On the pointwise convergence of the number of abelian varieties over $\mathbb{F}_p$ with fixed trace
Zhao Yu Ma, Jit Wu Yap, Jeff Achter, Julia Gordon
TL;DR
This paper proves the Ballini–Lombardo–Verzobio conjecture on the pointwise convergence of the distribution of the trace for genus $g$ abelian varieties over finite fields, extending Katz–Sarnak-type results to a product of local factors and the Sato–Tate measure. The authors develop a two-part strategy: (i) parametrize ordinary PPAVs by characteristic polynomials via Honda–Tate theory and establish a generic counting formula using Kottwitz’s orbital integrals, and (ii) sum these counts over all characteristic polynomials with fixed trace by employing an effective Chebotarev density theorem in families and an averaging argument for Euler products. They provide a detailed treatment of archimedean and non-archimedean local factors, including ratios of local zeta functions, stabilization phenomena for mod $l^k$ counts, and bounds for discriminants, all of which enable an $L^1$ convergence result and, in particular, consequences for genus $2$ and $3$ curves via the Torelli map. The work combines deep number-field techniques (Hilbert irreducibility, Chebotarev in families) with automorphic–geometric tools (Kottwitz’s framework, stable orbital integrals) to achieve explicit Euler-product expressions that converge to the predicted Sato–Tate-type limit. This advances our understanding of pointwise distributions in moduli spaces of abelian varieties and has direct implications for statistics of genus $2$ and $3$ curves over large finite fields.
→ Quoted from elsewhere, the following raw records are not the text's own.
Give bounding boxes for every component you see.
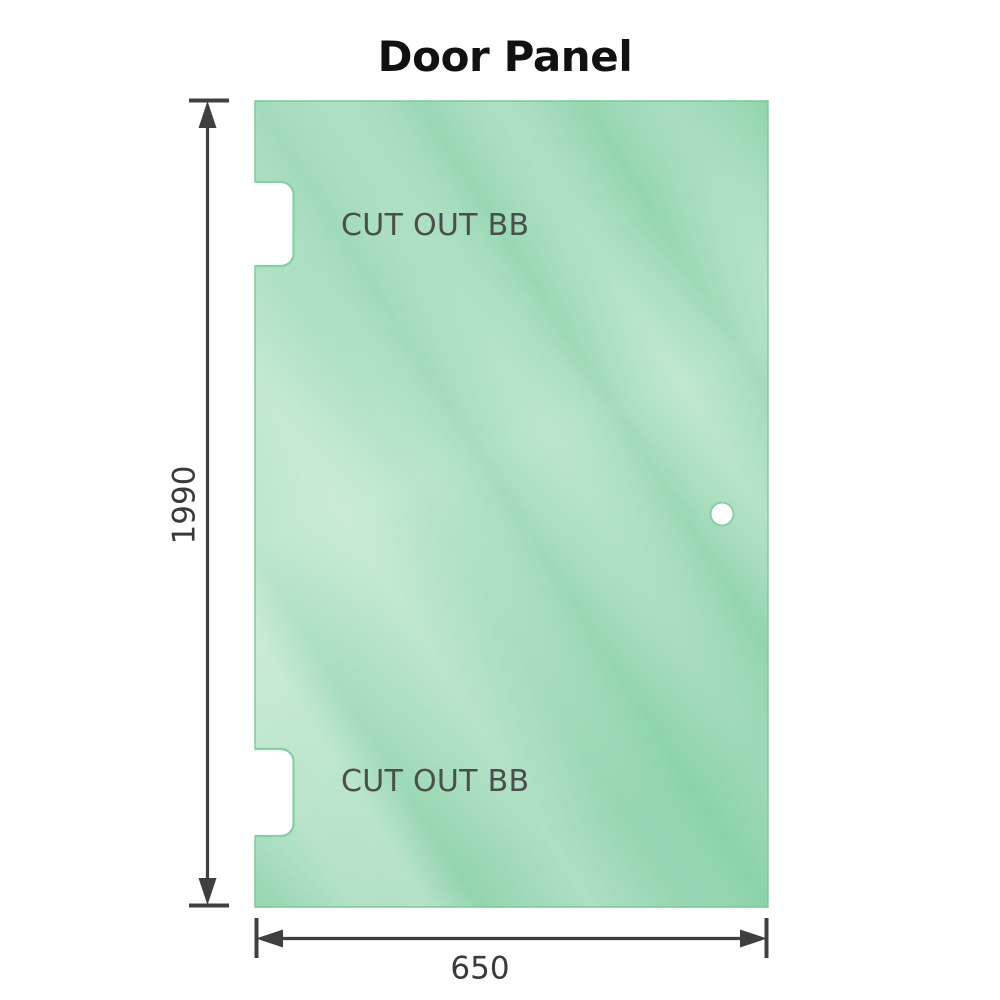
handle-hole [709, 501, 735, 527]
dimension-height [189, 98, 229, 908]
page-title: Door Panel [377, 32, 633, 81]
cutout-annotation-bottom: CUT OUT BB [341, 764, 530, 799]
dimension-width-label: 650 [450, 950, 510, 987]
glass-panel [255, 101, 768, 907]
dimension-width [254, 918, 769, 958]
dimension-height-label: 1990 [166, 465, 203, 545]
dim-height-arrow-bottom [198, 878, 217, 905]
hinge-cutout-lower [255, 747, 295, 838]
dim-height-arrow-top [198, 101, 217, 128]
panel-corner-glow [255, 101, 768, 907]
dim-width-arrow-right [740, 929, 767, 948]
hinge-cutout-upper [255, 180, 295, 268]
cutout-annotation-top: CUT OUT BB [341, 208, 530, 243]
dim-width-arrow-left [256, 929, 283, 948]
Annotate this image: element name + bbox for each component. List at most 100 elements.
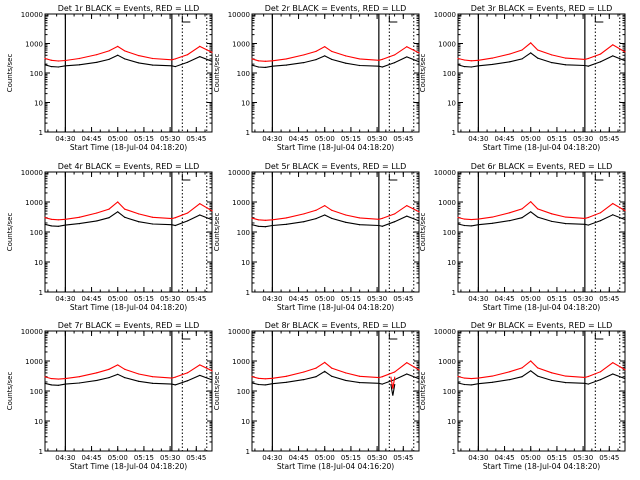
series-point-events xyxy=(418,61,420,63)
series-point-events xyxy=(359,224,361,226)
series-point-events xyxy=(117,54,119,56)
chart-panel-1: Det 1r BLACK = Events, RED = LLD 1 10 100 10… xyxy=(6,4,213,152)
series-point-events xyxy=(171,65,173,67)
series-point-events xyxy=(457,382,459,384)
series-point-events xyxy=(565,223,567,225)
series-point-lld xyxy=(315,50,317,52)
x-tick-label: 04:30 xyxy=(468,295,488,303)
y-tick-label: 1 xyxy=(452,289,456,297)
flag-marker xyxy=(388,174,398,181)
series-point-lld xyxy=(271,219,273,221)
series-point-events xyxy=(509,61,511,63)
series-point-events xyxy=(124,216,126,218)
series-point-lld xyxy=(264,60,266,62)
series-point-lld xyxy=(359,375,361,377)
y-tick-label: 1000 xyxy=(25,199,43,207)
x-tick-label: 05:15 xyxy=(134,135,154,143)
series-point-events xyxy=(359,382,361,384)
series-point-events xyxy=(264,66,266,68)
series-point-events xyxy=(584,382,586,384)
series-point-events xyxy=(78,223,80,225)
series-point-events xyxy=(64,224,66,226)
series-point-events xyxy=(463,65,466,68)
series-point-lld xyxy=(251,58,253,60)
series-point-events xyxy=(138,221,140,223)
x-tick-label: 04:30 xyxy=(468,454,488,462)
series-point-events xyxy=(612,55,614,57)
x-tick-label: 05:15 xyxy=(547,295,567,303)
series-point-events xyxy=(587,224,589,226)
x-tick-label: 05:00 xyxy=(108,454,128,462)
series-point-events xyxy=(624,60,626,62)
series-point-lld xyxy=(303,54,305,56)
series-point-lld xyxy=(587,57,589,60)
plot-frame xyxy=(44,13,213,133)
series-point-events xyxy=(57,66,59,68)
series-point-lld xyxy=(463,377,466,379)
series-point-lld xyxy=(285,217,287,219)
series-point-lld xyxy=(50,59,53,61)
x-tick-label: 04:45 xyxy=(81,295,101,303)
y-tick-label: 1000 xyxy=(438,358,456,366)
series-point-events xyxy=(315,376,317,378)
series-point-events xyxy=(381,383,383,385)
x-tick-label: 04:30 xyxy=(262,454,282,462)
series-point-lld xyxy=(57,378,59,380)
y-tick-label: 10 xyxy=(447,259,456,267)
x-tick-label: 05:30 xyxy=(367,295,387,303)
series-point-lld xyxy=(477,377,479,379)
series-point-lld xyxy=(491,57,493,59)
series-point-lld xyxy=(599,212,602,214)
chart-panel-4: Det 4r BLACK = Events, RED = LLD 1 10 100 10… xyxy=(6,162,213,312)
y-tick-label: 10000 xyxy=(21,169,43,177)
plot-frame xyxy=(251,171,420,293)
series-point-lld xyxy=(171,377,173,379)
series-point-lld xyxy=(186,54,189,56)
x-axis-label: Start Time (18-Jul-04 04:18:20) xyxy=(483,462,600,471)
y-tick-label: 10 xyxy=(447,100,456,108)
series-point-lld xyxy=(57,219,59,221)
series-point-lld xyxy=(612,202,614,205)
y-tick-label: 10 xyxy=(447,418,456,426)
x-tick-label: 05:00 xyxy=(108,135,128,143)
series-point-lld xyxy=(537,208,539,210)
chart-title: Det 6r BLACK = Events, RED = LLD xyxy=(471,162,613,171)
series-point-lld xyxy=(96,212,98,214)
series-point-events xyxy=(96,379,98,382)
chart-panel-3: Det 3r BLACK = Events, RED = LLD 1 10 100 10… xyxy=(419,4,626,152)
series-point-lld xyxy=(186,372,189,374)
series-point-lld xyxy=(345,372,347,374)
series-point-events xyxy=(211,379,213,381)
x-tick-label: 04:45 xyxy=(494,454,514,462)
series-point-lld xyxy=(624,369,626,371)
series-point-events xyxy=(271,224,273,227)
series-point-events xyxy=(406,373,408,375)
series-line-lld xyxy=(251,361,420,380)
chart-title: Det 7r BLACK = Events, RED = LLD xyxy=(58,321,200,330)
series-point-lld xyxy=(303,213,305,215)
x-tick-label: 04:45 xyxy=(288,295,308,303)
series-point-events xyxy=(477,383,479,385)
x-tick-label: 05:45 xyxy=(186,295,206,303)
series-point-lld xyxy=(324,46,326,48)
series-point-lld xyxy=(565,57,567,59)
plot-frame xyxy=(44,330,213,452)
chart-panel-8: Det 8r BLACK = Events, RED = LLD 1 10 100 10… xyxy=(213,321,420,471)
series-point-events xyxy=(78,382,80,384)
x-tick-label: 05:30 xyxy=(367,454,387,462)
series-point-lld xyxy=(152,216,154,218)
x-tick-label: 05:45 xyxy=(599,454,619,462)
y-tick-label: 1 xyxy=(39,129,43,137)
y-tick-label: 100 xyxy=(237,388,250,396)
series-point-events xyxy=(315,217,317,220)
series-point-lld xyxy=(393,54,396,56)
y-tick-label: 10000 xyxy=(434,169,456,177)
series-point-events xyxy=(174,65,176,68)
y-tick-label: 10000 xyxy=(434,11,456,19)
series-point-lld xyxy=(521,367,523,369)
series-point-lld xyxy=(378,59,380,61)
y-tick-label: 1 xyxy=(39,289,43,297)
series-point-lld xyxy=(124,50,126,52)
flag-marker xyxy=(594,174,604,181)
The results provide a robust framework for extending pointwise Katz–Sarnak-type refinements to higher-dimensional moduli, with explicit rates and a clear path to further generalizations.
Abstract
Extending Katz-Sarnak heuristics, Ballini-Lombardo-Verzobio [BLV25] conjectures a limiting distribution as $p \to \infty$ for $\# A_g(\mathbb F_p,t)$, the number of $g$-dimensional PPAVs over $\mathbb F_p$ with trace $t$, as a product of natural local factors $v_\ell(t)$ for non-archimedean places $\ell$ and the Sato-Tate measure $\text{ST}_g$ corresponding to $\infty$. We prove that their conjecture is true for all $g$. As a consequence, we obtain analogous results on the distribution of curves of genus $2$ and $3$, answering questions of Bergström-Howe-García-Ritzenthaler [BHLR24] and [BLV25].